You are elated because you have begun the process of selling your business. You have received some great initial offers from private equity groups and you are already thinking about buying the vacation home. Hopefully, as you and your investment banker review those initial offers, you are paying attention to the request to roll equity back into the transaction.

Rolled equity is when a buyer requests that a seller take some of the proceeds from the transaction and re-invest it back into the company. Buyers request this for a couple of reasons. The first, and most important reason, is that the buyer wants the management team to have an interest in the continued success of the company. When private equity buys a business, they often require that the key managers stay on to run the company. This can be a tricky situation if the managers have received a large amount of money. At some point, the money in your bank account can encourage managers to leave, or lose interest in their job running the company. This can be exacerbated by the fact that a manager that was once an owner, can have a difficult time adjusting to working for someone else.To combat this issue, many financial buyers request that key managers who are staying with the company roll equity back into the business. This amount varies (and can be negotiated as part of the overall transaction Letter of Intent) but can range anywhere from 5% to 49% of the company’s equity.

For smaller transactions, rolled equity can help bridge a gap in valuations between buyer and seller.

Rolled equity might feel a bit strange to a seller, but it isn’t necessarily a bad thing. Think about a couple of reasons why you (or other members of your management team) may want to roll equity.

You will be investing in a business that you know and understand

As an employee of the business, you will have a hand in its growth. This gives many sellers comfort. Instead of investing all your money in the stock market, some people like the opportunity to invest back into their former company because they know all the dynamics related to its success and challenges.
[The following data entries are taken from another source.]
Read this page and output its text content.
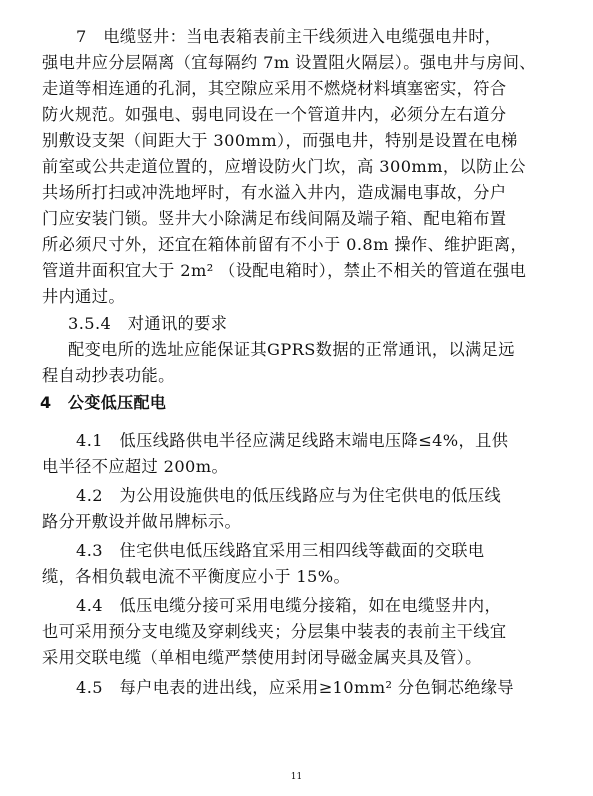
7　电缆竖井：当电表箱表前主干线须进入电缆强电井时，
强电井应分层隔离（宜每隔约 7m 设置阻火隔层）。强电井与房间、
走道等相连通的孔洞，其空隙应采用不燃烧材料填塞密实，符合
防火规范。如强电、弱电同设在一个管道井内，必须分左右道分
别敷设支架（间距大于 300mm），而强电井，特别是设置在电梯
前室或公共走道位置的，应增设防火门坎，高 300mm，以防止公
共场所打扫或冲洗地坪时，有水溢入井内，造成漏电事故，分户
门应安装门锁。竖井大小除满足布线间隔及端子箱、配电箱布置
所必须尺寸外，还宜在箱体前留有不小于 0.8m 操作、维护距离，
管道井面积宜大于 2m² （设配电箱时），禁止不相关的管道在强电
井内通过。
3.5.4　对通讯的要求
配变电所的选址应能保证其GPRS数据的正常通讯，以满足远
程自动抄表功能。
4　公变低压配电
4.1　低压线路供电半径应满足线路末端电压降≤4%，且供
电半径不应超过 200m。
4.2　为公用设施供电的低压线路应与为住宅供电的低压线
路分开敷设并做吊牌标示。
4.3　住宅供电低压线路宜采用三相四线等截面的交联电
缆，各相负载电流不平衡度应小于 15%。
4.4　低压电缆分接可采用电缆分接箱，如在电缆竖井内，
也可采用预分支电缆及穿刺线夹；分层集中装表的表前主干线宜
采用交联电缆（单相电缆严禁使用封闭导磁金属夹具及管）。
4.5　每户电表的进出线，应采用≥10mm² 分色铜芯绝缘导
11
You are participating along with the buyer in generating PE-level returns

PE investments generally carry some higher risk but also generate higher returns for investors. Assuming you understand the risks associated with your former business and are OK with them, you can generally receive better returns on the rolled equity than you can in the stock market.

PE groups will invest in the business to drive growth

PE groups generally look for ways to stimulate growth of the businesses they buy. As an equity-holder in the company, this can be exciting. Acquisitions, a new CRM system, or installing a new machine can mean dramatic results for the business and it’s not necessarily your personal balance sheet that needs to support it.

Of course, rolling equity also means that you have to think like a seller and a buyer at the same time and that can present some challenges.

For instance, an aggressive debt structure can lead to a very high offering price (good for the seller) but might make the company unstable in uncertain market conditions (bad for a buyer).

Your investment banker can walk through the offers you have received as a seller, highlight the rolled equity opportunities or requirements and analyze the different risks that are apparent as a seller and a buyer.